The natural reading is that draws are hard to predict, which is true, but not the full story. A 2.4% recall means the model is not finding draws it cannot find. It means the model is actively not predicting draws it has reasonable probability mass on.
Underpricing, Not Ignorance
Among the 290 missed draws, the mean P(draw) assigned by the model is 0.266. For the 7 correctly predicted draws, it is 0.388. That gap is significant (Mann-Whitney p less than 0.001, Cohen's d=2.417), but the more important number is this: 174 out of 290 missed draws, 60%, had P(draw) above 0.25. The model was not blind to those draws. It placed meaningful probability on them and then selected H or A anyway.

Looking at all 668 matches where the model assigned P(draw) above 0.25, the actual draw rate is 27.1%, essentially identical to the full dataset base rate of 26.1%. The model's elevated draw probability is not predictive of draws in aggregate. But within that subset, the model chose to predict draw only 31 times.
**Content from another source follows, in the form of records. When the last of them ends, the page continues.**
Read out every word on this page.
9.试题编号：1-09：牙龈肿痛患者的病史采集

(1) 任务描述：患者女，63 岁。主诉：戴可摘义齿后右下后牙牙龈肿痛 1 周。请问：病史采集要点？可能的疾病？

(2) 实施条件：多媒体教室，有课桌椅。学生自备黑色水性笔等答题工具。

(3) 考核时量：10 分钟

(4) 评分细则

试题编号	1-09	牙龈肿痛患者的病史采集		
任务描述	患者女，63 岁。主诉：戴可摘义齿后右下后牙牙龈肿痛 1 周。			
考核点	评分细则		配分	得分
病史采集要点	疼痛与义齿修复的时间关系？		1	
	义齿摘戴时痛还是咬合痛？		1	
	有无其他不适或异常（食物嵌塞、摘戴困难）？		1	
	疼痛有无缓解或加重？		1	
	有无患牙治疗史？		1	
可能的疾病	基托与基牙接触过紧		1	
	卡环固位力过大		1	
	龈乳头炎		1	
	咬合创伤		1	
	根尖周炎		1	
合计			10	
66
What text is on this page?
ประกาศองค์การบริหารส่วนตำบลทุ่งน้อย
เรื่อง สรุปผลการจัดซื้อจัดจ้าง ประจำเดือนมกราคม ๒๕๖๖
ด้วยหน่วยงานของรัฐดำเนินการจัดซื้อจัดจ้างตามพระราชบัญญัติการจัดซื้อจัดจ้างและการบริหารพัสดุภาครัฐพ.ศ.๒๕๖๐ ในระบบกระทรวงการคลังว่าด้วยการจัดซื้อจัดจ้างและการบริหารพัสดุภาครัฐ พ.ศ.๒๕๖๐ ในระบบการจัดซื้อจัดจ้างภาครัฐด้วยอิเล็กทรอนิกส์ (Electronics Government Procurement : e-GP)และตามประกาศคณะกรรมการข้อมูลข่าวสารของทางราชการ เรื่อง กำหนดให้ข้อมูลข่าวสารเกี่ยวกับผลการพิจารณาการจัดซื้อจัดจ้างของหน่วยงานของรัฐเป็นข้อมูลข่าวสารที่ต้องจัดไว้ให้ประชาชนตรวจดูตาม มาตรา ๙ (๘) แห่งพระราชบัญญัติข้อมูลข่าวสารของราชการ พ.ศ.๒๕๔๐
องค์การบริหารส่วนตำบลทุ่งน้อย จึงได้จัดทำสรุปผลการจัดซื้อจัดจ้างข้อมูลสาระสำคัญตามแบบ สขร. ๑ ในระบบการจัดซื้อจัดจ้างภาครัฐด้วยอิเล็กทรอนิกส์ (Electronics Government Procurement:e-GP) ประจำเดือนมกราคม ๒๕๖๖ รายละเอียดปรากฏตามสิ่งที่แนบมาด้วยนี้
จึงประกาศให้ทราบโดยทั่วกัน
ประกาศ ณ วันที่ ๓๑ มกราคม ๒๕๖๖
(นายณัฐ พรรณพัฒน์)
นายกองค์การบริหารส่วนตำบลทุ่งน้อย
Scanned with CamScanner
For the remaining 637 matches, it assigned above-threshold draw probability and still predicted H or A.

What Distinguishes the Draws the Model Gets Right
With the n=7 caveat stated upfront, the feature comparison between correctly predicted and missed draws does produce two results that clear both the statistical and effect size thresholds.
| Feature | TP median | FN median | p-value | Cohen's d |
|---|---|---|---|---|
| Home xG_op at Home (roll5) | 0.478 | 0.926 | 0.0026 | 1.082 |
| Away xG_op Away (roll5) | 0.506 | 0.792 | 0.0361 | 0.770 |
| Passes Acc delta (roll10) | -103.75 | -9.50 | 0.062 (ns) | 0.639 |
| Points Gap | -56.0 | -8.5 | 0.249 (ns) | 0.339 |
| xG Open Play delta (roll10) | -0.091 | -0.077 | 0.706 (ns) | 0.106 |
Feature comparison: correctly predicted vs missed draws. Only venue-specific xG features clear p<0.05 and Cohen's d>0.4 simultaneously.
The two significant features are both venue-specific xG measures. Correctly predicted draws happen in matches where the home team's open-play xG at home (roll5) is low (median 0.478) and the away team's open-play xG away from home (roll5) is also low (median 0.506). Missed draws happen in matches where both figures are higher: 0.926 and 0.792 respectively.
The interpretation is that the draws the model correctly identifies are tactically constrained matches where neither team is generating meaningful xG in their home environment. Low attacking output on both sides creates a kind of parity that the model can detect. The draws it misses are in higher-xG environments where both teams are creating chances but the match ends level anyway, the kind of draw that results from finishing variance rather than structural balance.
That second type of draw is plausibly undetectable from pre-match features. No feature set will reliably predict that a match with xG 1.8 vs 1.6 ends 0-0 rather than 2-1. The question the data cannot yet answer is whether the first type, the structurally constrained draw, can be recovered with better feature representation or a different decision boundary.
An Open Question on the Decision Boundary
The finding points to a representation gap rather than a signal gap. The model has draw probability mass in the right places. The issue is that cross-entropy loss, optimised globally across all three classes, does not penalise missed draws heavily enough to move the decision boundary. A draw accounts for 26% of outcomes but produces only modest loss when incorrectly classified as H or A, because H and A together form the majority. The model learns to avoid the draw prediction unless the evidence is overwhelming.
What is not clear is whether this is fixable at the loss function level, at the threshold level, or not at all for the high-xG draw subset. A draw-aware loss that penalises FN draws more heavily might shift the boundary, but it could also introduce draw over-prediction that destroys the H and A ROI the model currently has. That tradeoff has not been tested, and the answer is not obvious from the data here.